Catskill is 700,000 acres of camping and fishing, along with 300 miles of walking tracks. Adirondack is even larger – about the size of New Hampshire – and offers extensive areas for rock climbing.[3]

Connecticut’s casinos are nice but don’t offer the type of noteworthy or unforgettable fare that New York conjures up with The Empire State Building and the Statue of Liberty.

The former once was the tallest building in the world from 1931-1972 at 102-stories.[4] The Statue of Liberty is a destination that is defined by freedom and democracy in the United States.

Although not as outdoor-oriented in the same vein as Catskill or Adirondack, New York’s Niagara Falls and Brooklyn Bridge give visitors to “The Big Apple” plenty to take in. The latter provides a great view of Manhattan, while the former is a popular getaway.

Any New York discussion wouldn’t be complete without mentioning the Broadway area. The 40 theaters in the district combined for 1 billion dollars in receipts in 2011.[5]
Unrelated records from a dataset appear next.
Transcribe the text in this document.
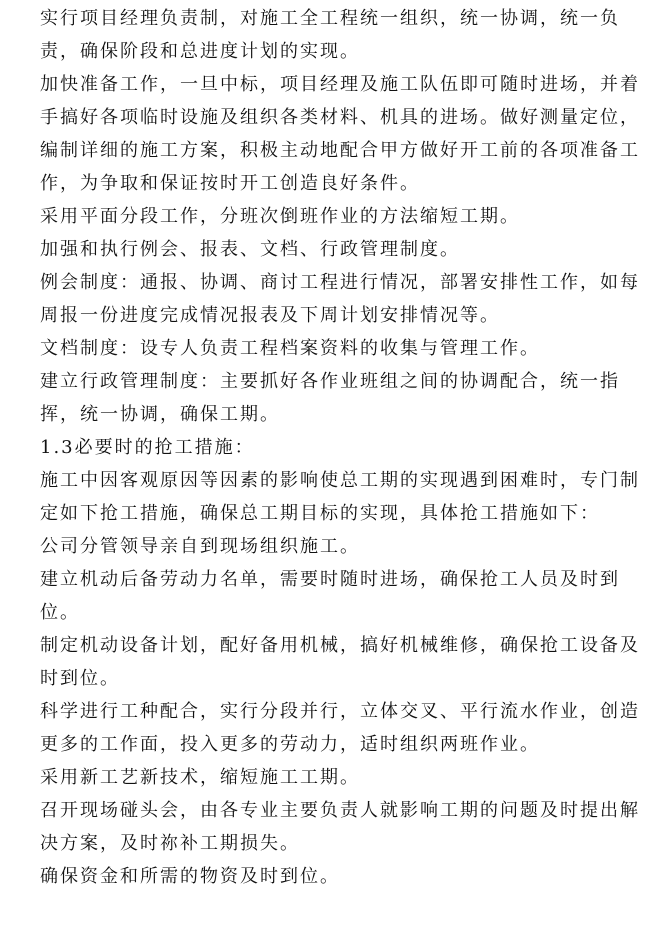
实行项目经理负责制，对施工全工程统一组织，统一协调，统一负责，确保阶段和总进度计划的实现。

加快准备工作，一旦中标，项目经理及施工队伍即可随时进场，并着手搞好各项临时设施及组织各类材料、机具的进场。做好测量定位，编制详细的施工方案，积极主动地配合甲方做好开工前的各项准备工作，为争取和保证按时开工创造良好条件。

采用平面分段工作，分班次倒班作业的方法缩短工期。

加强和执行例会、报表、文档、行政管理制度。

例会制度：通报、协调、商讨工程进行情况，部署安排性工作，如每周报一份进度完成情况报表及下周计划安排情况等。

文档制度：设专人负责工程档案资料的收集与管理工作。

建立行政管理制度：主要抓好各作业班组之间的协调配合，统一指挥，统一协调，确保工期。

1.3必要时的抢工措施：

施工中因客观原因等因素的影响使总工期的实现遇到困难时，专门制定如下抢工措施，确保总工期目标的实现，具体抢工措施如下：

公司分管领导亲自到现场组织施工。

建立机动后备劳动力名单，需要时随时进场，确保抢工人员及时到位。

制定机动设备计划，配好备用机械，搞好机械维修，确保抢工设备及时到位。

科学进行工种配合，实行分段并行，立体交叉、平行流水作业，创造更多的工作面，投入更多的劳动力，适时组织两班作业。

采用新工艺新技术，缩短施工工期。

召开现场碰头会，由各专业主要负责人就影响工期的问题及时提出解决方案，及时祢补工期损失。

确保资金和所需的物资及时到位。
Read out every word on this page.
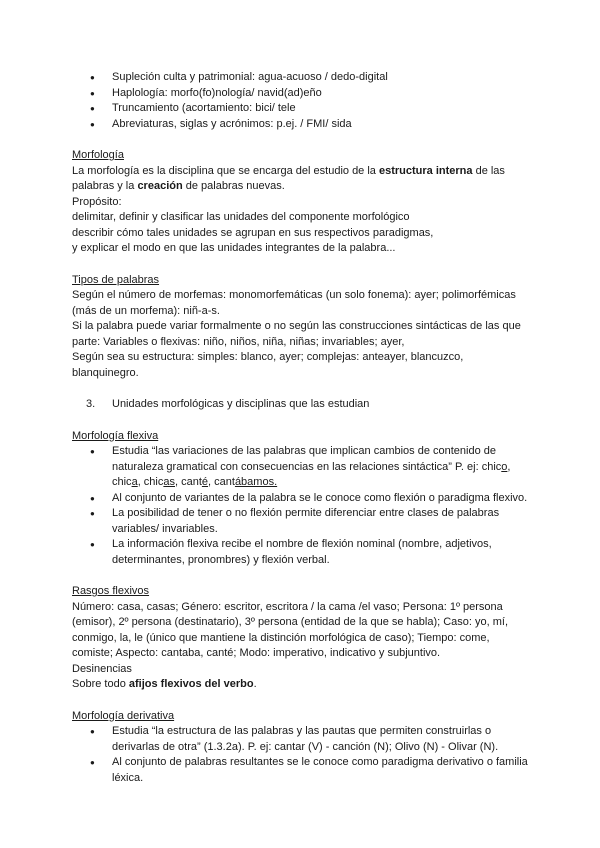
● Supleción culta y patrimonial: agua-acuoso / dedo-digital
● Haplología: morfo(fo)nología/ navid(ad)eño
● Truncamiento (acortamiento: bici/ tele
● Abreviaturas, siglas y acrónimos: p.ej. / FMI/ sida
Morfología

La morfología es la disciplina que se encarga del estudio de la estructura interna de las palabras y la creación de palabras nuevas.

Propósito:

delimitar, definir y clasificar las unidades del componente morfológico

describir cómo tales unidades se agrupan en sus respectivos paradigmas,

y explicar el modo en que las unidades integrantes de la palabra...

Tipos de palabras

Según el número de morfemas: monomorfemáticas (un solo fonema): ayer; polimorfémicas (más de un morfema): niñ-a-s.

Si la palabra puede variar formalmente o no según las construcciones sintácticas de las que parte: Variables o flexivas: niño, niños, niña, niñas; invariables; ayer,

Según sea su estructura: simples: blanco, ayer; complejas: anteayer, blancuzco, blanquinegro.

3.	Unidades morfológicas y disciplinas que las estudian
Morfología flexiva
● Estudia “las variaciones de las palabras que implican cambios de contenido de naturaleza gramatical con consecuencias en las relaciones sintáctica” P. ej: chico, chica, chicas, canté, cantábamos.
● Al conjunto de variantes de la palabra se le conoce como flexión o paradigma flexivo.
● La posibilidad de tener o no flexión permite diferenciar entre clases de palabras variables/ invariables.
● La información flexiva recibe el nombre de flexión nominal (nombre, adjetivos, determinantes, pronombres) y flexión verbal.
Rasgos flexivos

Número: casa, casas; Género: escritor, escritora / la cama /el vaso; Persona: 1º persona (emisor), 2º persona (destinatario), 3º persona (entidad de la que se habla); Caso: yo, mí, conmigo, la, le (único que mantiene la distinción morfológica de caso); Tiempo: come, comiste; Aspecto: cantaba, canté; Modo: imperativo, indicativo y subjuntivo.

Desinencias

Sobre todo afijos flexivos del verbo.

Morfología derivativa
● Estudia “la estructura de las palabras y las pautas que permiten construirlas o derivarlas de otra” (1.3.2a). P. ej: cantar (V) - canción (N); Olivo (N) - Olivar (N).
● Al conjunto de palabras resultantes se le conoce como paradigma derivativo o familia léxica.
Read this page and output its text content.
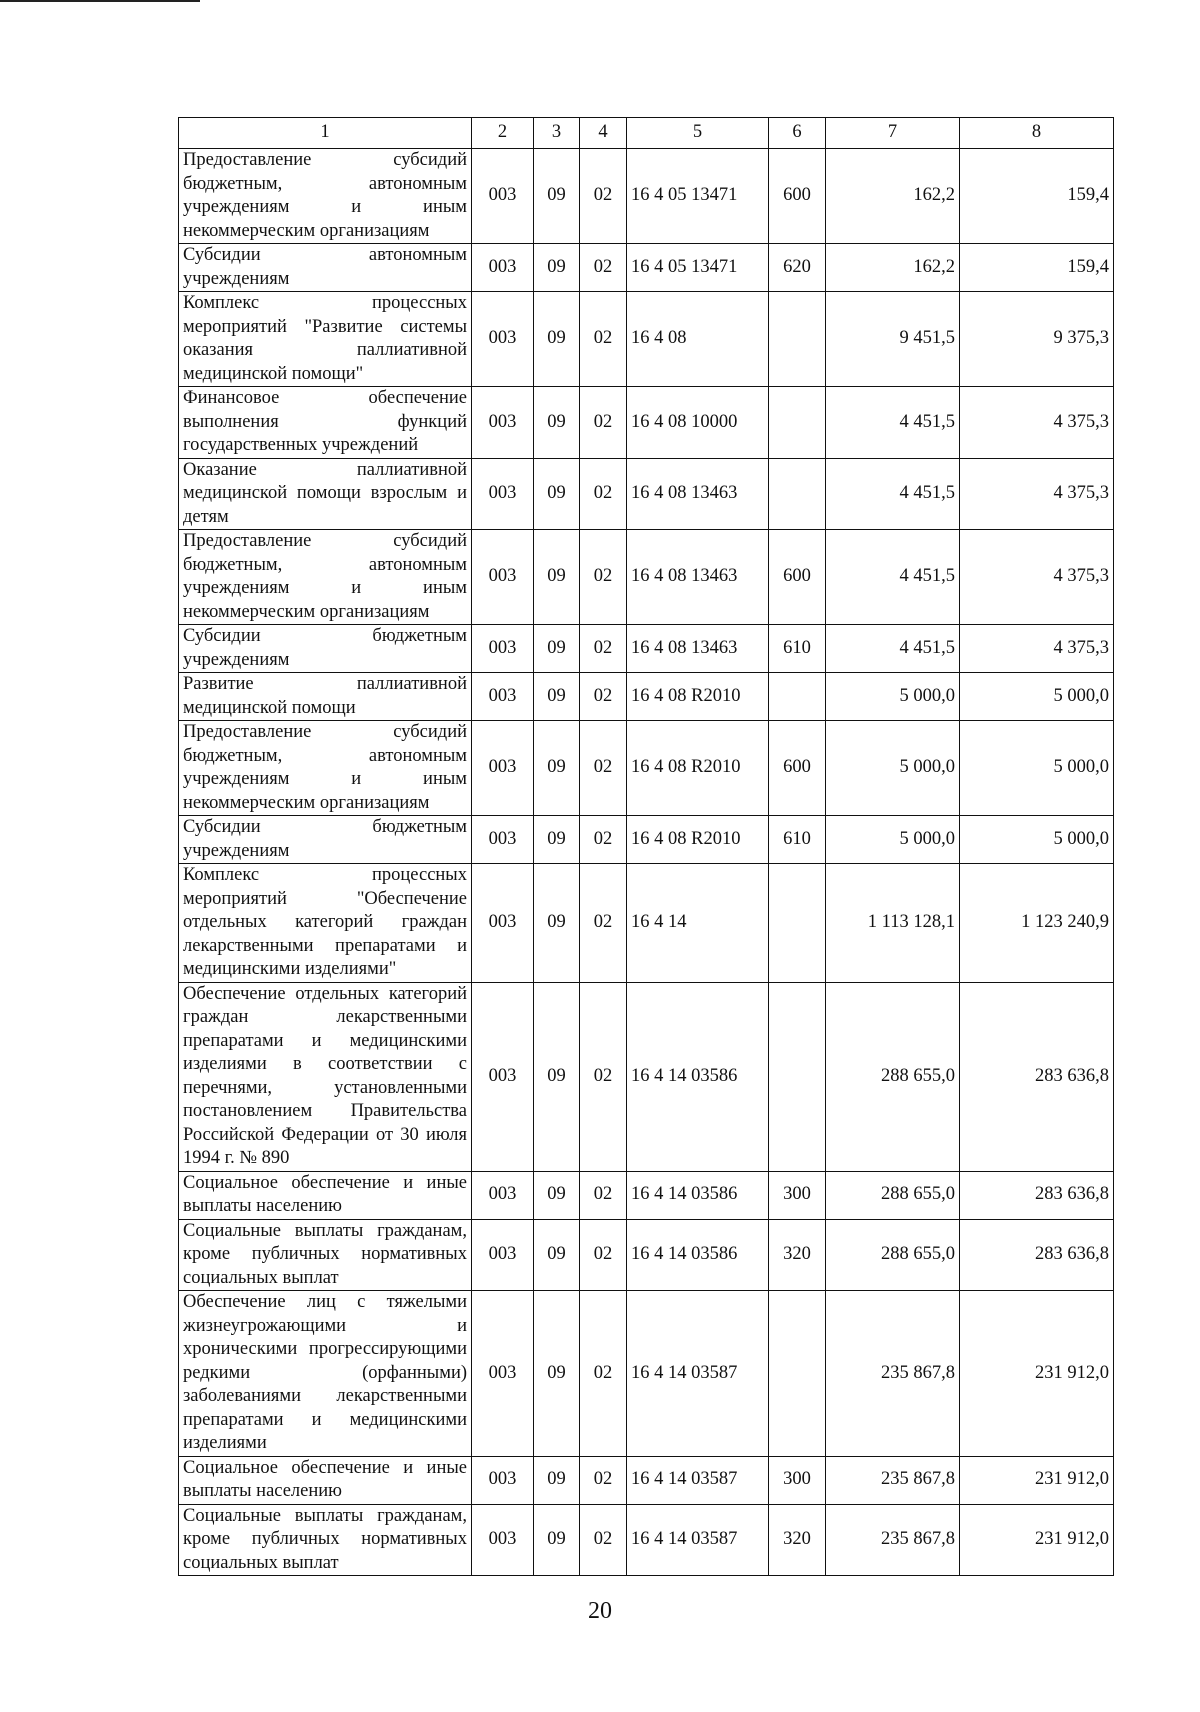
1	2	3	4	5	6	7	8
Предоставление субсидий бюджетным, автономным учреждениям и иным некоммерческим организациям	003	09	02	16 4 05 13471	600	162,2	159,4
Субсидии автономным учреждениям	003	09	02	16 4 05 13471	620	162,2	159,4
Комплекс процессных мероприятий "Развитие системы оказания паллиативной медицинской помощи"	003	09	02	16 4 08		9 451,5	9 375,3
Финансовое обеспечение выполнения функций государственных учреждений	003	09	02	16 4 08 10000		4 451,5	4 375,3
Оказание паллиативной медицинской помощи взрослым и детям	003	09	02	16 4 08 13463		4 451,5	4 375,3
Предоставление субсидий бюджетным, автономным учреждениям и иным некоммерческим организациям	003	09	02	16 4 08 13463	600	4 451,5	4 375,3
Субсидии бюджетным учреждениям	003	09	02	16 4 08 13463	610	4 451,5	4 375,3
Развитие паллиативной медицинской помощи	003	09	02	16 4 08 R2010		5 000,0	5 000,0
Предоставление субсидий бюджетным, автономным учреждениям и иным некоммерческим организациям	003	09	02	16 4 08 R2010	600	5 000,0	5 000,0
Субсидии бюджетным учреждениям	003	09	02	16 4 08 R2010	610	5 000,0	5 000,0
Комплекс процессных мероприятий "Обеспечение отдельных категорий граждан лекарственными препаратами и медицинскими изделиями"	003	09	02	16 4 14		1 113 128,1	1 123 240,9
Обеспечение отдельных категорий граждан лекарственными препаратами и медицинскими изделиями в соответствии с перечнями, установленными постановлением Правительства Российской Федерации от 30 июля 1994 г. № 890	003	09	02	16 4 14 03586		288 655,0	283 636,8
Социальное обеспечение и иные выплаты населению	003	09	02	16 4 14 03586	300	288 655,0	283 636,8
Социальные выплаты гражданам, кроме публичных нормативных социальных выплат	003	09	02	16 4 14 03586	320	288 655,0	283 636,8
Обеспечение лиц с тяжелыми жизнеугрожающими и хроническими прогрессирующими редкими (орфанными) заболеваниями лекарственными препаратами и медицинскими изделиями	003	09	02	16 4 14 03587		235 867,8	231 912,0
Социальное обеспечение и иные выплаты населению	003	09	02	16 4 14 03587	300	235 867,8	231 912,0
Социальные выплаты гражданам, кроме публичных нормативных социальных выплат	003	09	02	16 4 14 03587	320	235 867,8	231 912,0
20
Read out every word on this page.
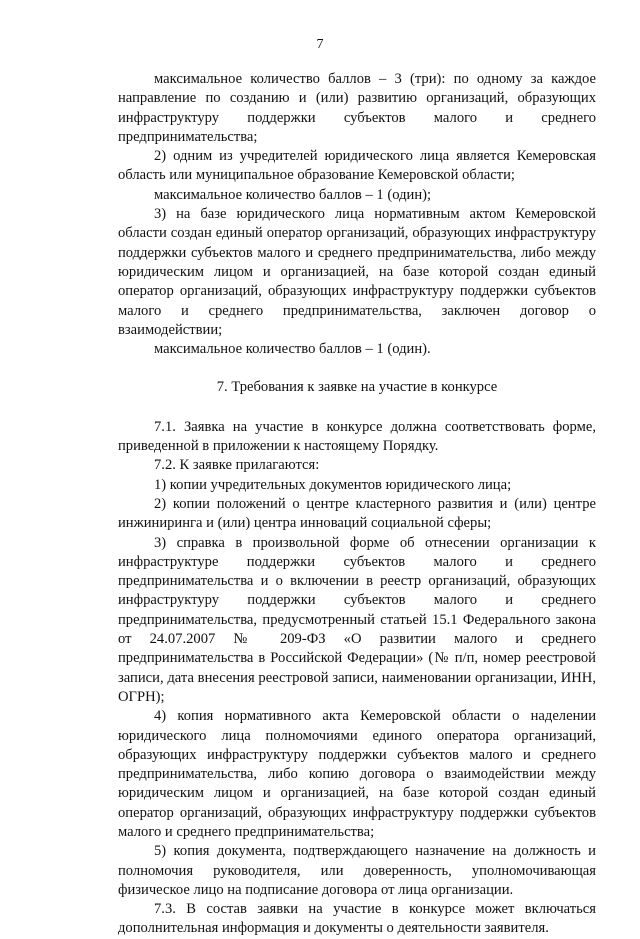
7

максимальное количество баллов – 3 (три): по одному за каждое направление по созданию и (или) развитию организаций, образующих инфраструктуру поддержки субъектов малого и среднего предпринимательства;

2) одним из учредителей юридического лица является Кемеровская область или муниципальное образование Кемеровской области;

максимальное количество баллов – 1 (один);

3) на базе юридического лица нормативным актом Кемеровской области создан единый оператор организаций, образующих инфраструктуру поддержки субъектов малого и среднего предпринимательства, либо между юридическим лицом и организацией, на базе которой создан единый оператор организаций, образующих инфраструктуру поддержки субъектов малого и среднего предпринимательства, заключен договор о взаимодействии;

максимальное количество баллов – 1 (один).

7. Требования к заявке на участие в конкурсе

7.1. Заявка на участие в конкурсе должна соответствовать форме, приведенной в приложении к настоящему Порядку.

7.2. К заявке прилагаются:

1) копии учредительных документов юридического лица;

2) копии положений о центре кластерного развития и (или) центре инжиниринга и (или) центра инноваций социальной сферы;

3) справка в произвольной форме об отнесении организации к инфраструктуре поддержки субъектов малого и среднего предпринимательства и о включении в реестр организаций, образующих инфраструктуру поддержки субъектов малого и среднего предпринимательства, предусмотренный статьей 15.1 Федерального закона от 24.07.2007 № 209-ФЗ «О развитии малого и среднего предпринимательства в Российской Федерации» (№ п/п, номер реестровой записи, дата внесения реестровой записи, наименовании организации, ИНН, ОГРН);

4) копия нормативного акта Кемеровской области о наделении юридического лица полномочиями единого оператора организаций, образующих инфраструктуру поддержки субъектов малого и среднего предпринимательства, либо копию договора о взаимодействии между юридическим лицом и организацией, на базе которой создан единый оператор организаций, образующих инфраструктуру поддержки субъектов малого и среднего предпринимательства;

5) копия документа, подтверждающего назначение на должность и полномочия руководителя, или доверенность, уполномочивающая физическое лицо на подписание договора от лица организации.

7.3. В состав заявки на участие в конкурсе может включаться дополнительная информация и документы о деятельности заявителя.
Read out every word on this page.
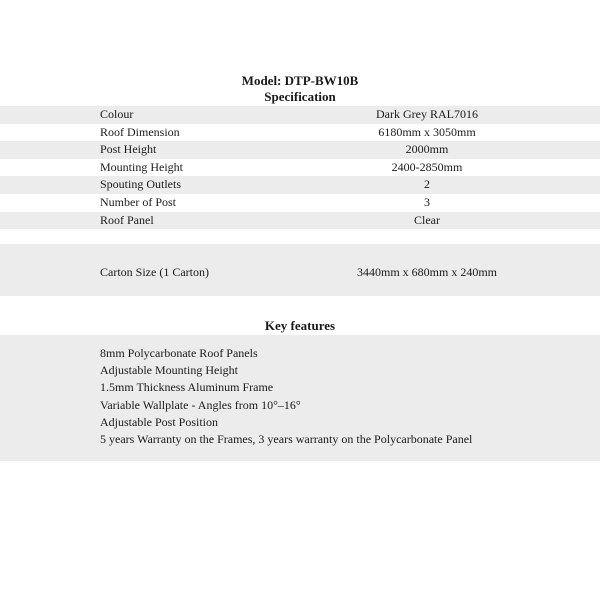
Model: DTP-BW10B
Specification
Colour	Dark Grey RAL7016
Roof Dimension	6180mm x 3050mm
Post Height	2000mm
Mounting Height	2400-2850mm
Spouting Outlets	2
Number of Post	3
Roof Panel	Clear
Carton Size (1 Carton)	3440mm x 680mm x 240mm
Key features
8mm Polycarbonate Roof Panels
Adjustable Mounting Height
1.5mm Thickness Aluminum Frame
Variable Wallplate - Angles from 10°–16°
Adjustable Post Position
5 years Warranty on the Frames, 3 years warranty on the Polycarbonate Panel
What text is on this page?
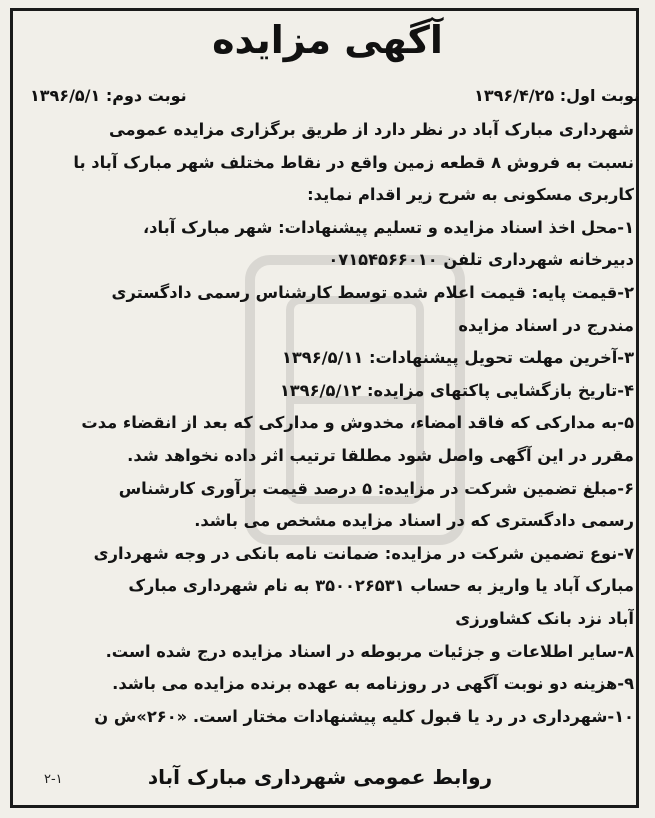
آگهی مزایده
نوبت اول: ۱۳۹۶/۴/۲۵
نوبت دوم: ۱۳۹۶/۵/۱
شهرداری مبارک آباد در نظر دارد از طریق برگزاری مزایده عمومی
نسبت به فروش ۸ قطعه زمین واقع در نقاط مختلف شهر مبارک آباد با
کاربری مسکونی به شرح زیر اقدام نماید:
۱-محل اخذ اسناد مزایده و تسلیم پیشنهادات: شهر مبارک آباد،
دبیرخانه شهرداری تلفن ۰۷۱۵۴۵۶۶۰۱۰
۲-قیمت پایه: قیمت اعلام شده توسط کارشناس رسمی دادگستری
مندرج در اسناد مزایده
۳-آخرین مهلت تحویل پیشنهادات: ۱۳۹۶/۵/۱۱
۴-تاریخ بازگشایی پاکتهای مزایده: ۱۳۹۶/۵/۱۲
۵-به مدارکی که فاقد امضاء، مخدوش و مدارکی که بعد از انقضاء مدت
مقرر در این آگهی واصل شود مطلقا ترتیب اثر داده نخواهد شد.
۶-مبلغ تضمین شرکت در مزایده: ۵ درصد قیمت برآوری کارشناس
رسمی دادگستری که در اسناد مزایده مشخص می باشد.
۷-نوع تضمین شرکت در مزایده: ضمانت نامه بانکی در وجه شهرداری
مبارک آباد یا واریز به حساب ۳۵۰۰۲۶۵۳۱ به نام شهرداری مبارک
آباد نزد بانک کشاورزی
۸-سایر اطلاعات و جزئیات مربوطه در اسناد مزایده درج شده است.
۹-هزینه دو نوبت آگهی در روزنامه به عهده برنده مزایده می باشد.
۱۰-شهرداری در رد یا قبول کلیه پیشنهادات مختار است. «۲۶۰»ش ن
روابط عمومی شهرداری مبارک آباد
۲-۱
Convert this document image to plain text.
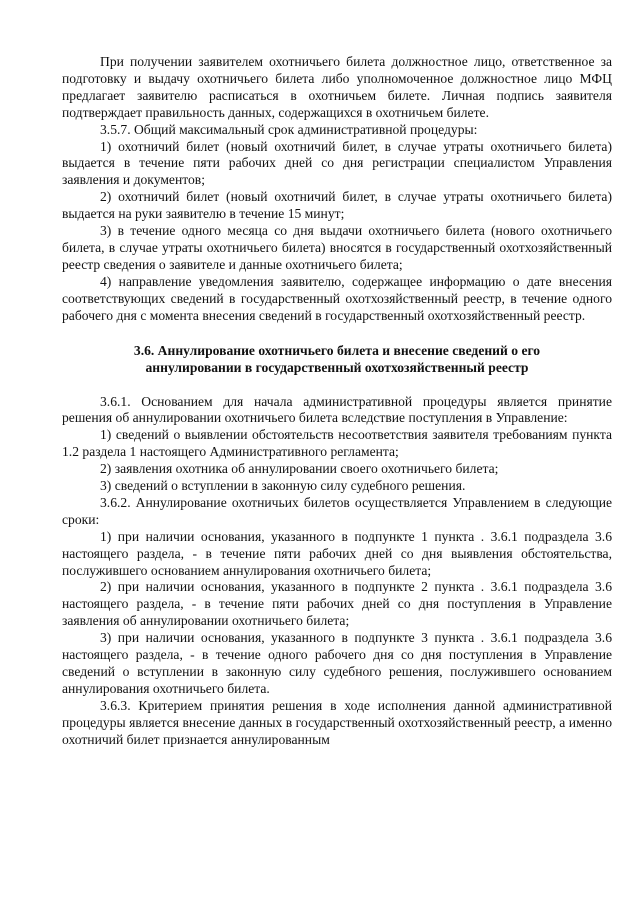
При получении заявителем охотничьего билета должностное лицо, ответственное за подготовку и выдачу охотничьего билета либо уполномоченное должностное лицо МФЦ предлагает заявителю расписаться в охотничьем билете. Личная подпись заявителя подтверждает правильность данных, содержащихся в охотничьем билете.

3.5.7. Общий максимальный срок административной процедуры:

1) охотничий билет (новый охотничий билет, в случае утраты охотничьего билета) выдается в течение пяти рабочих дней со дня регистрации специалистом Управления заявления и документов;

2) охотничий билет (новый охотничий билет, в случае утраты охотничьего билета) выдается на руки заявителю в течение 15 минут;

3) в течение одного месяца со дня выдачи охотничьего билета (нового охотничьего билета, в случае утраты охотничьего билета) вносятся в государственный охотхозяйственный реестр сведения о заявителе и данные охотничьего билета;

4) направление уведомления заявителю, содержащее информацию о дате внесения соответствующих сведений в государственный охотхозяйственный реестр, в течение одного рабочего дня с момента внесения сведений в государственный охотхозяйственный реестр.

3.6. Аннулирование охотничьего билета и внесение сведений о его
аннулировании в государственный охотхозяйственный реестр

3.6.1. Основанием для начала административной процедуры является принятие решения об аннулировании охотничьего билета вследствие поступления в Управление:

1) сведений о выявлении обстоятельств несоответствия заявителя требованиям пункта 1.2 раздела 1 настоящего Административного регламента;

2) заявления охотника об аннулировании своего охотничьего билета;

3) сведений о вступлении в законную силу судебного решения.

3.6.2. Аннулирование охотничьих билетов осуществляется Управлением в следующие сроки:

1) при наличии основания, указанного в подпункте 1 пункта . 3.6.1 подраздела 3.6 настоящего раздела, - в течение пяти рабочих дней со дня выявления обстоятельства, послужившего основанием аннулирования охотничьего билета;

2) при наличии основания, указанного в подпункте 2 пункта . 3.6.1 подраздела 3.6 настоящего раздела, - в течение пяти рабочих дней со дня поступления в Управление заявления об аннулировании охотничьего билета;

3) при наличии основания, указанного в подпункте 3 пункта . 3.6.1 подраздела 3.6 настоящего раздела, - в течение одного рабочего дня со дня поступления в Управление сведений о вступлении в законную силу судебного решения, послужившего основанием аннулирования охотничьего билета.

3.6.3. Критерием принятия решения в ходе исполнения данной административной процедуры является внесение данных в государственный охотхозяйственный реестр, а именно охотничий билет признается аннулированным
Connecticut performs admirably in the food and hotel fare, but still not to the extent of New York, which has enough five-star hotels to fill a few pages. The New York food is legendary simply due to the variety the state provides at every turn. The New Haven area of Connecticut mirrors New York in that it offers an array of food choices and was dubbed the food capital of the state.

The Mohegan Sun in Connecticut also is one of the finer hotels within the state, as well as the romantic Mayflower Inn and Spa.

Despite hotels, food and destinations that would rival any state, Connecticut simply can’t keep pace with the all-things to all-people New York.